Pourtant engagé dans un business model clairement effondriste, ce dernier n’a ainsi « réussi à convaincre personne d’investir dans ses fermes » pour l’instant, tout simplement parce que « les projets qui attirent le plus d’attention et d’argent [dans ce secteur] sont ceux qui n’ont aucun élément coopératif et qui consistent, au contraire, à faire cavalier seul », écrit Rushkoff. « La plupart des milliardaires ‘préparateurs’ [‘preppers’, littéralement ‘ceux qui se préparent’, ndlr] ne veulent pas apprendre à s’entendre avec une communauté d’agriculteurs ou, pire, dépenser leurs profits pour financer un programme national de résilience alimentaire, observe avec effarement l’écrivain. L’état d’esprit qui les anime (…) consiste moins à prévenir de tels dilemmes moraux qu’à les garder hors de leur champ de vision. »
Sauver sa peau
Agences immobilières spécialisées dans les logements « résistants aux catastrophes », entreprises du BTP tournées vers les « habitations souterraines », sociétés de sécurité privée offrant toutes sortes de « gestion des risques »… C’est une véritable économie parallèle que décrit l’auteur de Program or be Programmed: Ten Commands for a Digital Age (2010, éditions OR Books). Entre autres cas d’études saisissants, le livre prend notamment l’exemple des refuges Oppidum, en République tchèque, sorte de suites hôtelières souterraines de luxe qui prétendent entretenir la « santé psychologique à long terme » de leurs résidents grâce à des « ampoules imitant la lumière naturelle, des piscines, des jardins artificiels et des caves à vin ». Et peu importe si les « menaces » que cette débauche de moyens est censée préparer restent largement imprévisibles ; peu importe si les îles privées que certains convoitent sont menacées par la montée des eaux ; peu importe si systèmes de sécurité de ces projets s’avèrent déjà défaillants : l’essentiel est pour eux « d’essayer » de sauver leur peau.

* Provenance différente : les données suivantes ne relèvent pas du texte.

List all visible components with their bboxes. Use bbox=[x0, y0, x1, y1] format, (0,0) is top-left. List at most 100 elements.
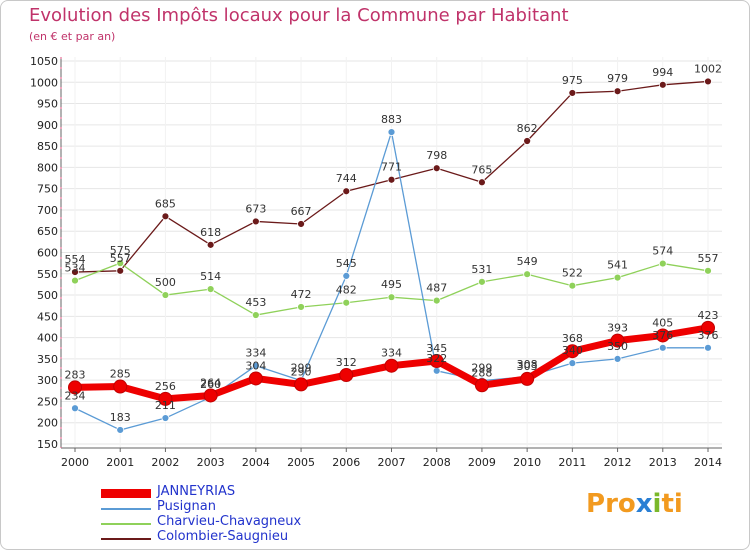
data-point bbox=[658, 343, 667, 352]
y-tick-label: 1050 bbox=[30, 55, 58, 68]
data-label: 308 bbox=[517, 358, 538, 371]
data-label: 554 bbox=[65, 253, 86, 266]
data-point bbox=[478, 178, 486, 187]
y-tick-label: 300 bbox=[37, 374, 58, 387]
data-label: 685 bbox=[155, 197, 176, 210]
data-point bbox=[71, 268, 79, 276]
x-tick-label: 2014 bbox=[694, 456, 722, 469]
data-point bbox=[116, 426, 125, 434]
logo-letter: x bbox=[635, 489, 653, 519]
data-point bbox=[429, 354, 444, 369]
x-tick-label: 2012 bbox=[604, 456, 632, 469]
data-label: 545 bbox=[336, 257, 357, 270]
y-tick-label: 500 bbox=[37, 289, 58, 302]
data-point bbox=[297, 303, 305, 311]
data-label: 264 bbox=[200, 376, 221, 389]
legend-label: JANNEYRIAS bbox=[157, 484, 236, 499]
data-point bbox=[116, 266, 125, 275]
y-tick-label: 900 bbox=[37, 119, 58, 132]
data-point bbox=[658, 259, 667, 268]
y-tick-label: 850 bbox=[37, 140, 58, 153]
data-label: 514 bbox=[200, 270, 221, 283]
line-chart: 150 200 250 300 350 400 450 500 550 600 650 700 750 8… bbox=[30, 55, 722, 469]
data-label: 345 bbox=[426, 342, 447, 355]
data-label: 256 bbox=[155, 380, 176, 393]
x-tick-label: 2011 bbox=[558, 456, 586, 469]
data-point bbox=[613, 354, 622, 363]
data-point bbox=[113, 379, 128, 394]
data-point bbox=[68, 380, 82, 395]
data-label: 376 bbox=[652, 329, 673, 342]
data-label: 798 bbox=[426, 149, 447, 162]
data-point bbox=[704, 266, 712, 275]
data-label: 883 bbox=[381, 113, 402, 126]
data-point bbox=[568, 281, 577, 290]
x-tick-label: 2002 bbox=[151, 456, 179, 469]
data-label: 304 bbox=[245, 359, 266, 372]
data-label: 771 bbox=[381, 161, 402, 174]
data-label: 1002 bbox=[694, 62, 722, 75]
x-tick-label: 2013 bbox=[649, 456, 677, 469]
data-point bbox=[161, 212, 170, 221]
data-label: 534 bbox=[65, 262, 86, 275]
y-tick-label: 150 bbox=[37, 438, 58, 451]
y-tick-label: 700 bbox=[37, 204, 58, 217]
data-point bbox=[478, 277, 486, 286]
data-label: 673 bbox=[245, 202, 266, 215]
data-point bbox=[523, 137, 532, 145]
data-label: 288 bbox=[471, 366, 492, 379]
logo-letter: P bbox=[586, 489, 606, 519]
y-tick-label: 750 bbox=[37, 183, 58, 196]
proxiti-logo: Proxiti bbox=[586, 489, 683, 519]
data-point bbox=[203, 388, 218, 403]
y-tick-label: 200 bbox=[37, 417, 58, 430]
data-label: 303 bbox=[517, 360, 538, 373]
data-label: 211 bbox=[155, 399, 176, 412]
data-label: 405 bbox=[652, 316, 673, 329]
data-point bbox=[432, 164, 441, 173]
data-label: 618 bbox=[200, 226, 221, 239]
data-point bbox=[71, 404, 79, 413]
data-label: 575 bbox=[110, 244, 131, 257]
data-point bbox=[161, 414, 170, 422]
data-label: 312 bbox=[336, 356, 357, 369]
x-tick-label: 2008 bbox=[423, 456, 451, 469]
legend-label: Charvieu-Chavagneux bbox=[157, 514, 302, 529]
data-label: 472 bbox=[291, 288, 312, 301]
data-point bbox=[294, 377, 309, 392]
data-point bbox=[432, 296, 441, 305]
x-tick-label: 2004 bbox=[242, 456, 270, 469]
data-label: 299 bbox=[291, 362, 312, 375]
data-point bbox=[251, 217, 260, 226]
legend-label: Colombier-Saugnieu bbox=[157, 529, 289, 544]
legend-swatch bbox=[101, 489, 151, 498]
data-label: 557 bbox=[110, 252, 131, 265]
data-label: 340 bbox=[562, 344, 583, 357]
data-label: 667 bbox=[291, 205, 312, 218]
data-label: 299 bbox=[471, 362, 492, 375]
logo-letter: i bbox=[652, 489, 662, 519]
data-point bbox=[523, 270, 532, 279]
data-point bbox=[384, 358, 399, 373]
data-point bbox=[158, 391, 173, 406]
x-tick-label: 2001 bbox=[106, 456, 134, 469]
data-label: 495 bbox=[381, 278, 402, 291]
data-point bbox=[568, 359, 577, 368]
logo-letter: o bbox=[617, 489, 636, 519]
data-label: 368 bbox=[562, 332, 583, 345]
y-tick-label: 550 bbox=[37, 268, 58, 281]
data-point bbox=[432, 366, 441, 375]
legend-swatch bbox=[101, 508, 151, 510]
data-label: 487 bbox=[426, 282, 447, 295]
data-point bbox=[610, 333, 625, 348]
data-point bbox=[71, 276, 79, 285]
data-point bbox=[297, 220, 305, 228]
data-label: 574 bbox=[652, 245, 673, 258]
logo-letter: t bbox=[661, 489, 674, 519]
data-label: 350 bbox=[607, 340, 628, 353]
y-tick-label: 600 bbox=[37, 247, 58, 260]
data-point bbox=[387, 175, 396, 184]
data-point bbox=[342, 298, 351, 307]
data-point bbox=[613, 87, 622, 96]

Que retenir exactement de ce terrifiant voyage ? Sans doute que les protagonistes de ce nouveau monde sont en réalité « les grands perdants » de leur propre jeu. Dans son ultime chapitre, l’auteur boucle ainsi son récit par un plaidoyer (un peu classique) pour la coopération et l’entraide, seule solution face à ces stratégies communautaires aussi « pitoyables » que vouées à l’échec. « Les milliardaires qui m’ont fait venir au milieu du désert pour évaluer leurs bunkers ne sont pas tant les vainqueurs de cette économie que les victimes de ses règles perverses. Ils ont succombé à un état d’esprit où ‘gagner’ signifie gagner suffisamment d’argent pour se protéger des dommages qu’ils créent… en gagnant de l’argent de cette façon », analyse avec une pointe d’ironie Rushkoff. Et d’en conclure : « Le bunker du milliardaire correspond moins à une stratégie durable qu’à une métaphore de leur approche complètement déconnectée de la vie. Le style de vie qu’il implique ressemble plus à celui d’une forteresse assiégée qu’à celui d’une oasis accueillante. » Comme les relents d’une certaine mauvaise conscience.